Like the adjacent Fenelon Property the Grasset Property is located within the Archean aged Harricana-Turgeon greenstone belt, part of the prolific Abitibi Sub-Province of the Canadian Shield. The property covers approximately 30 kilometres of the Detour/Sunday Lake Deformation Zone ("SLDZ") with the western margin of the property located approximately 9 kilometres from the Fenelon Discovery Zone and 80 kilometres east of the Detour Gold Mine development project

The SLDZ is one of four principal, east-west trending "breaks" which are the loci of over 125 million ounces of historic gold production from the Abitibi -- making it the second largest gold-bearing domain in the world. The breaks served as the principal conduits for gold-bearing fluids throughout the Abitibi.
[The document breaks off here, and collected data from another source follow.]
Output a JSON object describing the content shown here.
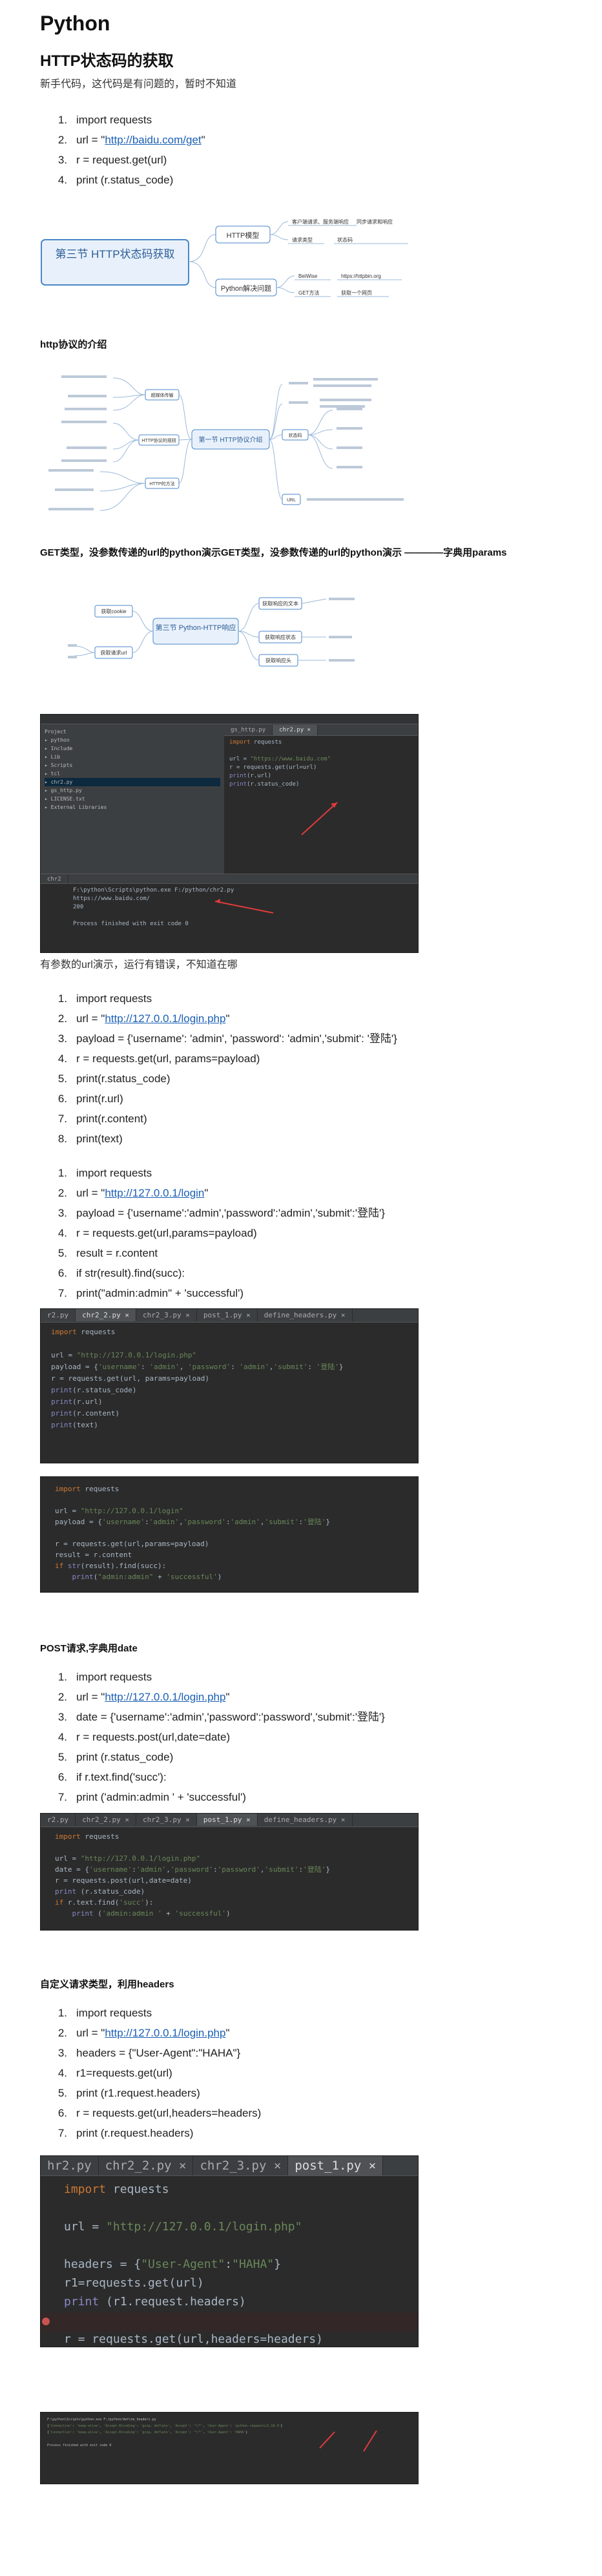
{
  "title": "Python",
  "subtitle": "HTTP状态码的获取",
  "intro": "新手代码，这代码是有问题的，暂时不知道",
  "list1": [
    {
      "n": "1.",
      "text": "import requests"
    },
    {
      "n": "2.",
      "pre": "url = \"",
      "link": "http://baidu.com/get",
      "post": "\""
    },
    {
      "n": "3.",
      "text": "r = request.get(url)"
    },
    {
      "n": "4.",
      "text": "print (r.status_code)"
    }
  ],
  "mindmap1": {
    "center": "第三节 HTTP状态码获取",
    "branches": [
      "HTTP模型",
      "Python解决问题"
    ],
    "leaves": [
      "客户端请求、服务端响应",
      "请求类型",
      "状态码",
      "同步请求和响应",
      "BeiWise",
      "https://httpbin.org",
      "GET方法",
      "获取一个网页"
    ]
  },
  "section_http": "http协议的介绍",
  "mindmap2": {
    "center": "第一节 HTTP协议介绍",
    "branches": [
      "超媒体传输",
      "HTTP协议的规则",
      "HTTP的方法",
      "状态码",
      "URL"
    ]
  },
  "section_get": "GET类型，没参数传递的url的python演示GET类型，没参数传递的url的python演示 ————字典用params",
  "mindmap3": {
    "center": "第三节 Python-HTTP响应",
    "branches": [
      "获取cookie",
      "获取请求url",
      "获取响应的文本",
      "获取响应状态",
      "获取响应头"
    ]
  },
  "ide1": {
    "tabs": [
      "gs_http.py",
      "chr2.py"
    ],
    "project": [
      "Project",
      "python",
      "Include",
      "Lib",
      "Scripts",
      "tcl",
      "chr2.py",
      "gs_http.py",
      "LICENSE.txt",
      "External Libraries"
    ],
    "code": [
      "import requests",
      "",
      "url = \"https://www.baidu.com\"",
      "r = requests.get(url=url)",
      "print(r.url)",
      "print(r.status_code)"
    ],
    "run_label": "chr2",
    "console": [
      "F:\\python\\Scripts\\python.exe F:/python/chr2.py",
      "https://www.baidu.com/",
      "200",
      "",
      "Process finished with exit code 0"
    ]
  },
  "note1": "有参数的url演示，运行有错误，不知道在哪",
  "list2": [
    {
      "n": "1.",
      "text": "import requests"
    },
    {
      "n": "2.",
      "pre": "url = \"",
      "link": "http://127.0.0.1/login.php",
      "post": "\""
    },
    {
      "n": "3.",
      "text": "payload = {'username': 'admin', 'password': 'admin','submit': '登陆'}"
    },
    {
      "n": "4.",
      "text": "r = requests.get(url, params=payload)"
    },
    {
      "n": "5.",
      "text": "print(r.status_code)"
    },
    {
      "n": "6.",
      "text": "print(r.url)"
    },
    {
      "n": "7.",
      "text": "print(r.content)"
    },
    {
      "n": "8.",
      "text": "print(text)"
    }
  ],
  "list3": [
    {
      "n": "1.",
      "text": "import requests"
    },
    {
      "n": "2.",
      "pre": "url = \"",
      "link": "http://127.0.0.1/login",
      "post": "\""
    },
    {
      "n": "3.",
      "text": "payload = {'username':'admin','password':'admin','submit':'登陆'}"
    },
    {
      "n": "4.",
      "text": "r = requests.get(url,params=payload)"
    },
    {
      "n": "5.",
      "text": "result = r.content"
    },
    {
      "n": "6.",
      "text": "if str(result).find(succ):"
    },
    {
      "n": "7.",
      "text": "print(\"admin:admin\" + 'successful')"
    }
  ],
  "ide2": {
    "tabs": [
      "r2.py",
      "chr2_2.py",
      "chr2_3.py",
      "post_1.py",
      "define_headers.py"
    ],
    "code": [
      "import requests",
      "",
      "url = \"http://127.0.0.1/login.php\"",
      "payload = {'username': 'admin', 'password': 'admin','submit': '登陆'}",
      "r = requests.get(url, params=payload)",
      "print(r.status_code)",
      "print(r.url)",
      "print(r.content)",
      "print(text)"
    ]
  },
  "ide3": {
    "code": [
      "import requests",
      "",
      "url = \"http://127.0.0.1/login\"",
      "payload = {'username':'admin','password':'admin','submit':'登陆'}",
      "",
      "r = requests.get(url,params=payload)",
      "result = r.content",
      "if str(result).find(succ):",
      "    print(\"admin:admin\" + 'successful')"
    ]
  },
  "section_post": "POST请求,字典用date",
  "list4": [
    {
      "n": "1.",
      "text": "import requests"
    },
    {
      "n": "2.",
      "pre": "url = \"",
      "link": "http://127.0.0.1/login.php",
      "post": "\""
    },
    {
      "n": "3.",
      "text": "date = {'username':'admin','password':'password','submit':'登陆'}"
    },
    {
      "n": "4.",
      "text": "r = requests.post(url,date=date)"
    },
    {
      "n": "5.",
      "text": "print (r.status_code)"
    },
    {
      "n": "6.",
      "text": "if r.text.find('succ'):"
    },
    {
      "n": "7.",
      "text": "print ('admin:admin ' + 'successful')"
    }
  ],
  "ide4": {
    "tabs": [
      "r2.py",
      "chr2_2.py",
      "chr2_3.py",
      "post_1.py",
      "define_headers.py"
    ],
    "code": [
      "import requests",
      "",
      "url = \"http://127.0.0.1/login.php\"",
      "date = {'username':'admin','password':'password','submit':'登陆'}",
      "r = requests.post(url,date=date)",
      "print (r.status_code)",
      "if r.text.find('succ'):",
      "    print ('admin:admin ' + 'successful')"
    ]
  },
  "section_headers": "自定义请求类型，利用headers",
  "list5": [
    {
      "n": "1.",
      "text": "import requests"
    },
    {
      "n": "2.",
      "pre": "url = \"",
      "link": "http://127.0.0.1/login.php",
      "post": "\""
    },
    {
      "n": "3.",
      "text": "headers = {\"User-Agent\":\"HAHA\"}"
    },
    {
      "n": "4.",
      "text": "r1=requests.get(url)"
    },
    {
      "n": "5.",
      "text": "print (r1.request.headers)"
    },
    {
      "n": "6.",
      "text": "r = requests.get(url,headers=headers)"
    },
    {
      "n": "7.",
      "text": "print (r.request.headers)"
    }
  ],
  "ide5": {
    "tabs": [
      "hr2.py",
      "chr2_2.py",
      "chr2_3.py",
      "post_1.py"
    ],
    "code": [
      "import requests",
      "",
      "url = \"http://127.0.0.1/login.php\"",
      "",
      "headers = {\"User-Agent\":\"HAHA\"}",
      "r1=requests.get(url)",
      "print (r1.request.headers)",
      "",
      "r = requests.get(url,headers=headers)",
      "print (r.request.headers)"
    ]
  },
  "ide6": {
    "console": [
      "F:\\python\\Scripts\\python.exe F:/python/define_headers.py",
      "{'Connection': 'keep-alive', 'Accept-Encoding': 'gzip, deflate', 'Accept': '*/*', 'User-Agent': 'python-requests/2.18.4'}",
      "{'Connection': 'keep-alive', 'Accept-Encoding': 'gzip, deflate', 'Accept': '*/*', 'User-Agent': 'HAHA'}",
      "",
      "Process finished with exit code 0"
    ]
  }
}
Gold deposits in the Abitibi typically exhibit high grades -- on average just under 8 g/t gold -- and tremendous vertical continuity with the Detour Gold deposit having been mined to over 800 metres vertical depth and others in the Abitibi mined to depths exceeding 2,000 metres.

The Grasset Property is almost completely overburden covered. To the west the area is dominated by a relatively high-standing sand plain, while the east the topography falls off toward Lac Grasset. Available geological information is largely limited to historic drilling which is concentrated along the southern margin of the property.
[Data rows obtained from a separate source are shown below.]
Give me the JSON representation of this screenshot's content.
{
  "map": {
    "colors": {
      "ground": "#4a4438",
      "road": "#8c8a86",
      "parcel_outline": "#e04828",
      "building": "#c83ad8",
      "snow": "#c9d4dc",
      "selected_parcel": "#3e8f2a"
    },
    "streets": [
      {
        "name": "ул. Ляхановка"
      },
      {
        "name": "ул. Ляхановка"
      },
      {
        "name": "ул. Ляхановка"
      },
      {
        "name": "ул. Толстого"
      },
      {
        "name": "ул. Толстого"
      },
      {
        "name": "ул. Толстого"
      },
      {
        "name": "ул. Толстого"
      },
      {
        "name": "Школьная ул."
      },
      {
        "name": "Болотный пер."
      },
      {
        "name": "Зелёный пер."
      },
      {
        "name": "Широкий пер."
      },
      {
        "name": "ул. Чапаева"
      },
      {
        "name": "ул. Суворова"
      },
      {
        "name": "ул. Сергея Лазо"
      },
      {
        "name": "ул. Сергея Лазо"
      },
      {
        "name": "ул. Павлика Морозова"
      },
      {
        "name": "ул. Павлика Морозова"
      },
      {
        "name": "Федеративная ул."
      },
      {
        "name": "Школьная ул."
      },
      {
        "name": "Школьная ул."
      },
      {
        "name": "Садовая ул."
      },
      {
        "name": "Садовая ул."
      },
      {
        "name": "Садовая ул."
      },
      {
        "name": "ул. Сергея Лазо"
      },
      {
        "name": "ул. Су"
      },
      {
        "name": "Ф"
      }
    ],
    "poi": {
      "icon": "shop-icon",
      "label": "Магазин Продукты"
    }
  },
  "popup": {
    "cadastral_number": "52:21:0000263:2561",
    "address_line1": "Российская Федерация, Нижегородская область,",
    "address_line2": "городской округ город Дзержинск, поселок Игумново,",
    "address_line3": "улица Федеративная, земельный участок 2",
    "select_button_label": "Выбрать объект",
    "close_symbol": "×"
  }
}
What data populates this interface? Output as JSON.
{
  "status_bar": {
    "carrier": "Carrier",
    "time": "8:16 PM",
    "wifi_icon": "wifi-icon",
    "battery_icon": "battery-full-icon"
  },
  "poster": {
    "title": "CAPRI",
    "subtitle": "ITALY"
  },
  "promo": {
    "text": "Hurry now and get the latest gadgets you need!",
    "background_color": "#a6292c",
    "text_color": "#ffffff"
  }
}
The Grasset area tracks the interpreted eastward extension of both the Detour/Sunday Lake and Lower Detour Deformation Zones for approximately 30 kilometres. The two dominant structural features in the area are separated by an area of low magnetic susceptibility interpret to represent a sedimentary wedge developed between volcanic sequences to the north and south. The volcanic rocks north of the SLDZ have been folded around a series of granitic bodies to north locally developing isoclinal fold structures on a regional scale which allows for the development of axial planar deformation with potential to host gold mineralization.
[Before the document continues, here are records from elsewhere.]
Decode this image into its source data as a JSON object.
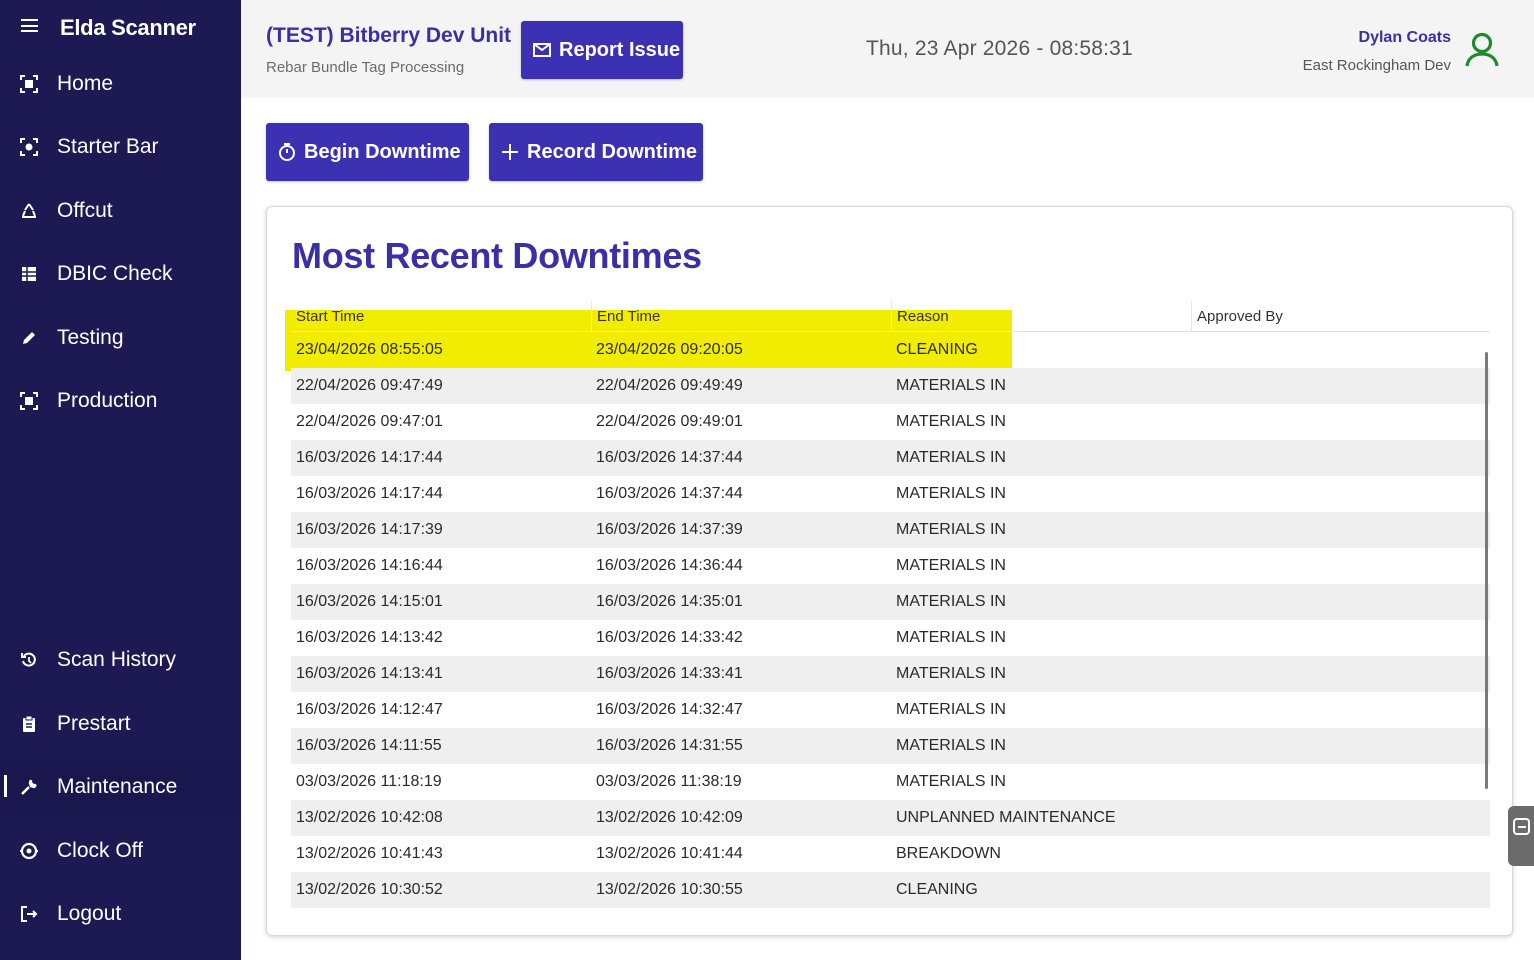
{
  "app": {
    "title": "Elda Scanner"
  },
  "sidebar": {
    "items": [
      {
        "label": "Home",
        "icon": "scan-icon"
      },
      {
        "label": "Starter Bar",
        "icon": "scan-target-icon"
      },
      {
        "label": "Offcut",
        "icon": "recycle-icon"
      },
      {
        "label": "DBIC Check",
        "icon": "grid-icon"
      },
      {
        "label": "Testing",
        "icon": "pencil-icon"
      },
      {
        "label": "Production",
        "icon": "scan-icon"
      },
      {
        "label": "Scan History",
        "icon": "history-icon"
      },
      {
        "label": "Prestart",
        "icon": "clipboard-icon"
      },
      {
        "label": "Maintenance",
        "icon": "wrench-icon",
        "active": true
      },
      {
        "label": "Clock Off",
        "icon": "clock-off-icon"
      },
      {
        "label": "Logout",
        "icon": "logout-icon"
      }
    ]
  },
  "header": {
    "unit_title": "(TEST) Bitberry Dev Unit",
    "unit_subtitle": "Rebar Bundle Tag Processing",
    "report_label": "Report Issue",
    "datetime": "Thu, 23 Apr 2026 - 08:58:31",
    "user_name": "Dylan Coats",
    "user_site": "East Rockingham Dev"
  },
  "actions": {
    "begin_label": "Begin Downtime",
    "record_label": "Record Downtime"
  },
  "downtimes": {
    "title": "Most Recent Downtimes",
    "columns": [
      "Start Time",
      "End Time",
      "Reason",
      "Approved By"
    ],
    "rows": [
      [
        "23/04/2026 08:55:05",
        "23/04/2026 09:20:05",
        "CLEANING",
        ""
      ],
      [
        "22/04/2026 09:47:49",
        "22/04/2026 09:49:49",
        "MATERIALS IN",
        ""
      ],
      [
        "22/04/2026 09:47:01",
        "22/04/2026 09:49:01",
        "MATERIALS IN",
        ""
      ],
      [
        "16/03/2026 14:17:44",
        "16/03/2026 14:37:44",
        "MATERIALS IN",
        ""
      ],
      [
        "16/03/2026 14:17:44",
        "16/03/2026 14:37:44",
        "MATERIALS IN",
        ""
      ],
      [
        "16/03/2026 14:17:39",
        "16/03/2026 14:37:39",
        "MATERIALS IN",
        ""
      ],
      [
        "16/03/2026 14:16:44",
        "16/03/2026 14:36:44",
        "MATERIALS IN",
        ""
      ],
      [
        "16/03/2026 14:15:01",
        "16/03/2026 14:35:01",
        "MATERIALS IN",
        ""
      ],
      [
        "16/03/2026 14:13:42",
        "16/03/2026 14:33:42",
        "MATERIALS IN",
        ""
      ],
      [
        "16/03/2026 14:13:41",
        "16/03/2026 14:33:41",
        "MATERIALS IN",
        ""
      ],
      [
        "16/03/2026 14:12:47",
        "16/03/2026 14:32:47",
        "MATERIALS IN",
        ""
      ],
      [
        "16/03/2026 14:11:55",
        "16/03/2026 14:31:55",
        "MATERIALS IN",
        ""
      ],
      [
        "03/03/2026 11:18:19",
        "03/03/2026 11:38:19",
        "MATERIALS IN",
        ""
      ],
      [
        "13/02/2026 10:42:08",
        "13/02/2026 10:42:09",
        "UNPLANNED MAINTENANCE",
        ""
      ],
      [
        "13/02/2026 10:41:43",
        "13/02/2026 10:41:44",
        "BREAKDOWN",
        ""
      ],
      [
        "13/02/2026 10:30:52",
        "13/02/2026 10:30:55",
        "CLEANING",
        ""
      ]
    ]
  },
  "colors": {
    "sidebar_bg": "#1c1953",
    "brand_purple": "#3d31b3",
    "title_purple": "#3b2fa6",
    "highlight_yellow": "#f2ec00",
    "user_icon_green": "#1e8a2e"
  }
}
To the north of the SLDZ the geology of the Grasset Property is dominated by mafic to felsic volcanic rocks which are, at least in the western part of the Property, introduced by a laterally extensive series of mafic to ultramafic intrusions. These intrusive rocks are known to host nickel-PGE mineralization which is an important target on the Grasset Property.

Very little is known about the sedimentary domain which separates the northern volcanic sequence from a second similar sequence to the south. The sedimentary domain is 2-3 kilometres wide at the western end of the property tapering to less than a kilometre in width to the east near Lac Grasset.

The southern volcanic domain is separated from the central sedimentary domain by the Lower Detour Deformation Zone (LDDZ) which also spans some 120+ kilometres in an east-west direction from Ontario across Quebec. To the west there is locally significant gold mineralization associated with this feature but in the Grasset area it is largely untested. The southern volcanic domain is time equivalent with the rocks in the Selbaie and Mattagami VMS camps and therefore highly prospective for this style of mineralization.

Along the northern boundaries of the Grasset property the volcanic rocks are in contact with later felsic plutonic rocks and through much of the property the structural and metamorphic effects of the intrusion of this late plutonic suite are evident.